MCX public issue by August

Braving the turbulent market conditions, the MCX initial public offering (IPO) is slated for launch during the first half of August. Mr Joseph Massey, Joint Managing Director, MCX, said the decision on the exact date for the IPO launch will be taken early next week.

MCX, which received the SEBI approval for IPO on May 15, has to tap the market before August 15, after which the SEBI approval will expire.

IPO deferred

Companies that had received SEBI’s nod has to complete the process of listing within 90 days, else they have to re-file their offer documents, said an analyst. Once the process is completed, MCX will become the first commodity exchange in India to be listed on a stock exchange.

At an expected price band of Rs 500-600, the company will raise about Rs 500 crore to Rs 600 crore, said a source. According to the draft red herring prospectus (DRHP), the public issue will be of one-crore equity shares of Rs 10 each.

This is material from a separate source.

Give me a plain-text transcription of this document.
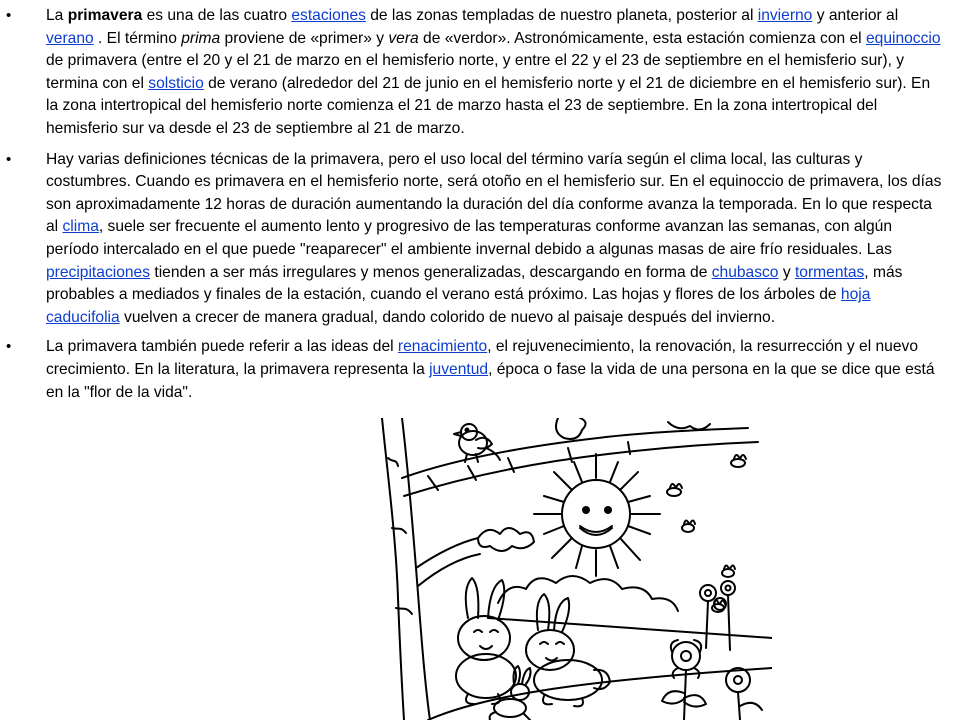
• La primavera es una de las cuatro estaciones de las zonas templadas de nuestro planeta, posterior al invierno y anterior al verano . El término prima proviene de «primer» y vera de «verdor». Astronómicamente, esta estación comienza con el equinoccio de primavera (entre el 20 y el 21 de marzo en el hemisferio norte, y entre el 22 y el 23 de septiembre en el hemisferio sur), y termina con el solsticio de verano (alrededor del 21 de junio en el hemisferio norte y el 21 de diciembre en el hemisferio sur). En la zona intertropical del hemisferio norte comienza el 21 de marzo hasta el 23 de septiembre. En la zona intertropical del hemisferio sur va desde el 23 de septiembre al 21 de marzo.
• Hay varias definiciones técnicas de la primavera, pero el uso local del término varía según el clima local, las culturas y costumbres. Cuando es primavera en el hemisferio norte, será otoño en el hemisferio sur. En el equinoccio de primavera, los días son aproximadamente 12 horas de duración aumentando la duración del día conforme avanza la temporada. En lo que respecta al clima, suele ser frecuente el aumento lento y progresivo de las temperaturas conforme avanzan las semanas, con algún período intercalado en el que puede "reaparecer" el ambiente invernal debido a algunas masas de aire frío residuales. Las precipitaciones tienden a ser más irregulares y menos generalizadas, descargando en forma de chubasco y tormentas, más probables a mediados y finales de la estación, cuando el verano está próximo. Las hojas y flores de los árboles de hoja caducifolia vuelven a crecer de manera gradual, dando colorido de nuevo al paisaje después del invierno.
• La primavera también puede referir a las ideas del renacimiento, el rejuvenecimiento, la renovación, la resurrección y el nuevo crecimiento. En la literatura, la primavera representa la juventud, época o fase la vida de una persona en la que se dice que está en la "flor de la vida".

The IPO would comprise fresh issue of 6-million shares and another 4-million shares will be offloaded by Financial Technologies Ltd and Corporation Bank. Earlier, MCX, in June 2006, deferred its IPO plan after receiving SEBI’s approval.

However, this time around, Mr Jignesh Shah, CEO and Managing Director of MCX, was on record that the issue will hit the market despite weak market sentiments. Recently, NYSE Euronext acquired 5 per cent equity stake in the MCX for Rs 220 crore, valuing the exchange at USD 1.1 billion.

Highest rating

Rating agency CRISIL recently rated MCX IPO at the highest grade of 5/5. The grade indicates that the fundamentals of the issue are strong. It is neither a trading recommendation, nor a comment on the future market price or its suitability, it said.

Currently, MCX enjoys market leadership, with a share of 77 per cent in volumes traded on commodities exchanges in India. The company has focused on commodities such as bullion, energy and metals, which are benchmarked to international prices, Crisil said. Of the company’s total turnover, bullion accounts for 53 per cent, metals for 28 per cent, energy for 16 per cent and agricultural commodities account for the rest, reports The Hindu Business Line.